By 2:00 pm AEDT, the services affected had spread to seven services, with AWS noting under each service it was "continuing to work towards resolution".

"We can confirm increased API error rates in the AP-SOUTHEAST-2 Region for functions that are configured with VPC settings. Functions that are not configured with VPC settings are unaffected," AWS wrote at 2:17 pm AEDT under its Lambda service status.

At 3:48pm AEDT, AWS offered further details on the issue causing increased API error rates and latencies.

"A data store used by a subsystem responsible for the configuration of Virtual Private Cloud (VPC) networks is currently offline and the engineering team are working to restore it. While the investigation into the issue was started immediately, it took us longer to understand the full extent of the issue and determine a path to recovery," the company wrote.

"We determined that the data store needed to be restored to a point before the issue began. In order to do this restore, we needed to disable writes."

Error rates and latencies for the networking-related APIs will continue until the restore has been completed and writes re-enabled, AWS added, saying that with issues such as these, it's difficult to provide an accurate ETA, but that it expects to complete the restore process within the next 2 hours.
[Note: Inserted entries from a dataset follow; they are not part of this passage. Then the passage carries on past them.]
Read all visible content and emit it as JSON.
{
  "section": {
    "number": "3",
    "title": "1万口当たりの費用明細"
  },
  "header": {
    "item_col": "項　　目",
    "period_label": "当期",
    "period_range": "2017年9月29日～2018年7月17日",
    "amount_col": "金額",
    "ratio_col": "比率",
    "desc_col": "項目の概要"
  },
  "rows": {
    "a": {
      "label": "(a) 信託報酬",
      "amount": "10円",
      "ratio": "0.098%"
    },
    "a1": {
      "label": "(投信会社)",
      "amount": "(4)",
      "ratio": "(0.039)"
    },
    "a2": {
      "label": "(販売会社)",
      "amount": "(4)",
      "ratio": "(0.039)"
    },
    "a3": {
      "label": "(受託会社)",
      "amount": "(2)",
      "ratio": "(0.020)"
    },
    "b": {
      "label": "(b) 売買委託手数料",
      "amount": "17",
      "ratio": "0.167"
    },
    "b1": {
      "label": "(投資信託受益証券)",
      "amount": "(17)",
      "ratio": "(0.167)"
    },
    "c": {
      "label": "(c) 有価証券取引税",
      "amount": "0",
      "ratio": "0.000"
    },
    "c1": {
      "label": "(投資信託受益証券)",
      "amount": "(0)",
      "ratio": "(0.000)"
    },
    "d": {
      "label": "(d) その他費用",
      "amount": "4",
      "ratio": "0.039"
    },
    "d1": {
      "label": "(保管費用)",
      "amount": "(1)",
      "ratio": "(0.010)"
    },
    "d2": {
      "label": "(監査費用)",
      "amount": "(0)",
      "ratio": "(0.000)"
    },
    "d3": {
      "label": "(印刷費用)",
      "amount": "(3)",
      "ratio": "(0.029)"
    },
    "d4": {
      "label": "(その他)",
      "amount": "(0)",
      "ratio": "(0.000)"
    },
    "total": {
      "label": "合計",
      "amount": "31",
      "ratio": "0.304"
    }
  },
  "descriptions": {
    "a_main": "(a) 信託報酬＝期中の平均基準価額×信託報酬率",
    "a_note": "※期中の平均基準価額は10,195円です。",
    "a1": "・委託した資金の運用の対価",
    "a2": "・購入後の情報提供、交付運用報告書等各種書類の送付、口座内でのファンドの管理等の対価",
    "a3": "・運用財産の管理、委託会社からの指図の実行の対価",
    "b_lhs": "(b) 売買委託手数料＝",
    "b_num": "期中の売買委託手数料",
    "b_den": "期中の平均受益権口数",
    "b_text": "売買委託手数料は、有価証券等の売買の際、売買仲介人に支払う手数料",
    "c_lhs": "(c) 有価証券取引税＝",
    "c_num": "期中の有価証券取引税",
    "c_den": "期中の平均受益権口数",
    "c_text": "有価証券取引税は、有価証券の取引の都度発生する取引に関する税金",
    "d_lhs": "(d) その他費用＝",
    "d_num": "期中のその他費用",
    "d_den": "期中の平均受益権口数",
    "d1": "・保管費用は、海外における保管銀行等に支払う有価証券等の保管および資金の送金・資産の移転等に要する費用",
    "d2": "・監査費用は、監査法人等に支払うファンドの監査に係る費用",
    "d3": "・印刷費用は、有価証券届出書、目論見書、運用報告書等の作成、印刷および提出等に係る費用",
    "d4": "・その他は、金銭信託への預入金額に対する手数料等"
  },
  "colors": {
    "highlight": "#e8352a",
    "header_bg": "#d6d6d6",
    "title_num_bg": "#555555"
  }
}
"Connectivity to existing instances is not impacted. Also, launch requests that refer to regional objects like subnets that already exist will succeed at this stage, as they do not depend on the affected subsystem. If you know the subnet ID, you can use that to launch instances within the region," AWS wrote. 

"We apologise for the impact and continue to work towards full resolution."

A 5:55pm AEST update said AWS had completed the restoration of the affected data store, but that it was still working towards re-enabling writes. 

"We have seen an improvement in successful launches over the last 20 minutes and expect that to continue as we work towards full recovery," AWS said.

More to come

Updated 6:00pm AEDT Thursday 23 January 2020: Added further status updates from AWS.